L’avvio del campionato è terribile: la prima giornata è di scena proprio il Milan, che nell’anno precedente aveva rifilato un umiliante 2–8 ai “satanelli”, (“Mi sono vergognato”, aveva detto in quella circostanza il boemo, dando tra le righe anche il via libera alle successive cessioni estive). Eppure, il Foggia sembra resistere. Solo un’autorete sfortunata ne sancisce una sconfitta comunque onorevole.
Ma la tifoseria ribolle e alla vigilia della successiva partita contro il Napoli, un gruppo di teppisti entra nottetempo nello stadio Zaccheria tagliando le due porte, devastando il manto erboso e lasciando in mezzo al campo una scritta inequivocabile: ” Casillo vattene”. Forse scosso, il Foggia perde la partita.
La prima vittoria casalinga contro l’Udinese viene subito seguita però da un tracollo a Brescia. Tuttavia, qualcosa sembra emergere sui fondali di gioco, anche a dispetto dei risultati e dell’ultimo posto in classifica (seguito alla sconfitta per 3 – 0 di Ancona).
Nel mercato invernale, il Presidente Casillo, per dare un segno tangibile della propria fiducia alla piazza, ingaggia il nazionale olandese Brian Roy. La vittoria contro la Lazio dell’ex Signori è il primo atto della riconciliazione tra tifoseria e squadra. I risultati vanno migliorando, la squadra ora diverte e insieme alla sincronizzazione dei meccanismi vede crescere la fiducia nei propri mezzi, anche perché la condizione fisica sembra sorreggere l’impianto di gioco.

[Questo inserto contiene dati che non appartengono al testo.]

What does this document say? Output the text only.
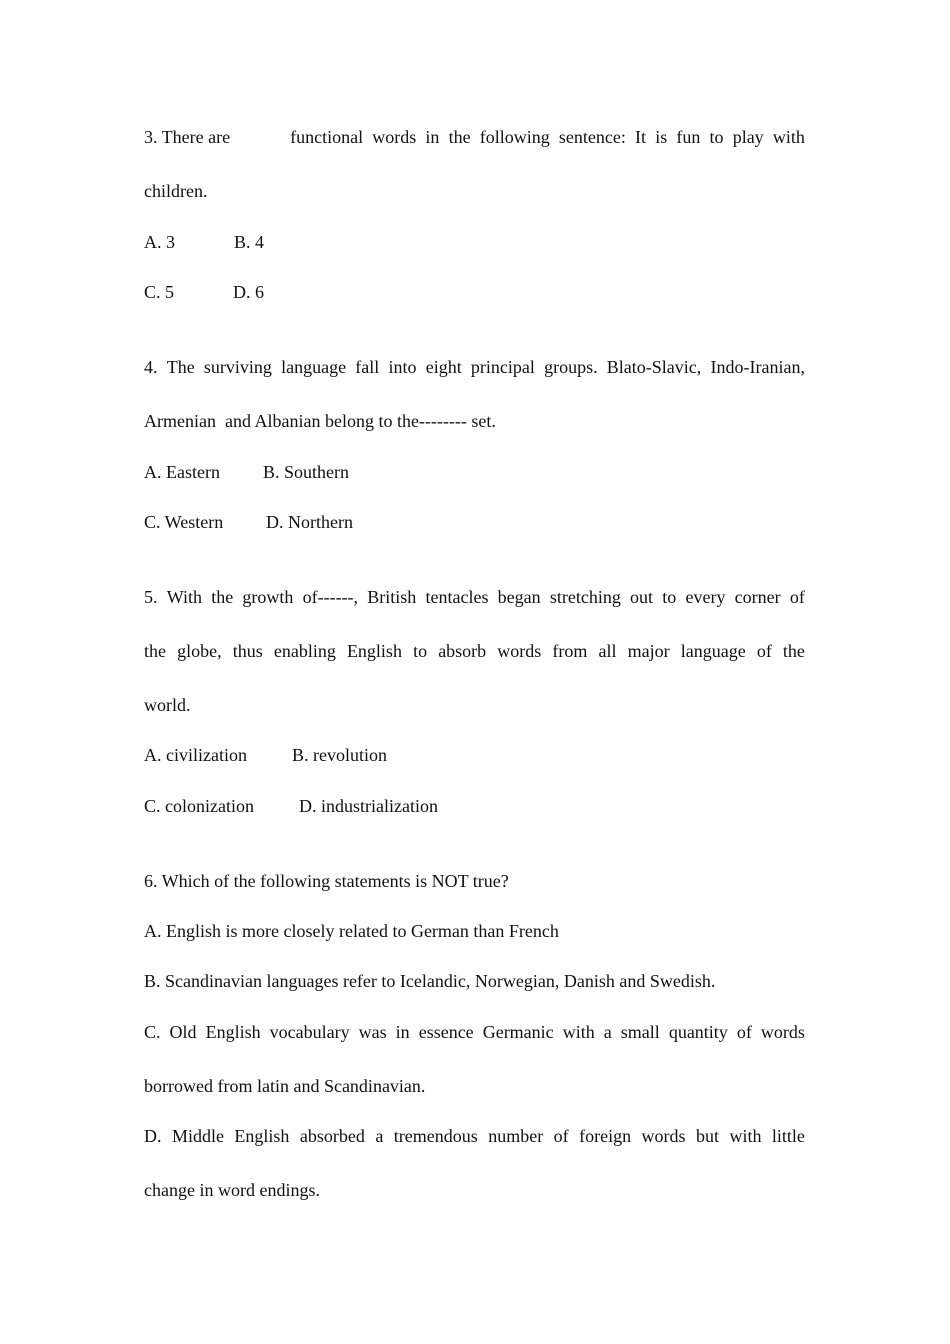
3. There are	functional words in the following sentence: It is fun to play with
children.
A. 3	B. 4
C. 5	D. 6
4. The surviving language fall into eight principal groups. Blato-Slavic, Indo-Iranian,
Armenian  and Albanian belong to the-------- set.
A. Eastern B. Southern
C. Western D. Northern
5. With the growth of------, British tentacles began stretching out to every corner of
the globe, thus enabling English to absorb words from all major language of the
world.
A. civilization	B. revolution
C. colonization	D. industrialization
6. Which of the following statements is NOT true?
A. English is more closely related to German than French
B. Scandinavian languages refer to Icelandic, Norwegian, Danish and Swedish.
C. Old English vocabulary was in essence Germanic with a small quantity of words
borrowed from latin and Scandinavian.
D. Middle English absorbed a tremendous number of foreign words but with little
change in word endings.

Così, quando allo stadio Zaccheria arriva la Juventus di Trapattoni, i tempi sono maturi per un’impresa.
Quel giorno le due squadre si affrontarono con queste formazioni: Foggia: Mancini, Petrescu, Caini, Sciacca, Di Bari, Bianchini, Bresciani (Nicoli), Seno, Roy (Mandelli), De Vincenzo, Biagioni. – Juventus: Peruzzi, Torricelli, D. Baggio Conte, (Marocchi dal 17′ s.t.), De Marchi, Carrera, Di Canio (Ravanelli), Galia, Vialli Moeller ,Casiraghi.
E’ il momento culminante della rappresentazione zemaniana. Il Foggia strapazza la Juventus, segna due gol con Bresciani e Mandelli, ma potrebbe farne di più; solo nel finale la Juventus accorcia le distanze. QUI il video del 2-1.

Il binomio Zeman – Pavone aveva di nuovo sorpreso l’Italia del pallone. Un allenatore e un direttore sportivo avevano portato la prova provata che, mentre le pay tv iniziavano a riversare miliardi di lire nelle casse delle Società, che a loro volta ingaggiavano campioni conclamati con ingaggi faraonici, esisteva ancora la possibilità di inventare calcio nella maniera più divertente ed entusiasmante, puntando su preparazione e competenza, a dispetto del curriculum vitae del giocatore – interprete.

Alla fine del girone di andata, la squadra chiude con un, solo punto in meno del Foggia di Signori – Baiano – Rambaudi. Nella prima di ritorno, il Foggia si concede anche il lusso di bloccare il Milan sul 2 -2. Di lì in poi, la squadra gestisce il proprio piazzamento, diverte e si salva con una giornata di anticipo. Il miracolo si era compiuto, tra gli applausi del pubblico festante. Gli stessi interpreti e lo stesso allenatore, l’anno successivo, arrivarono ad un passo dall’ingresso in Europa.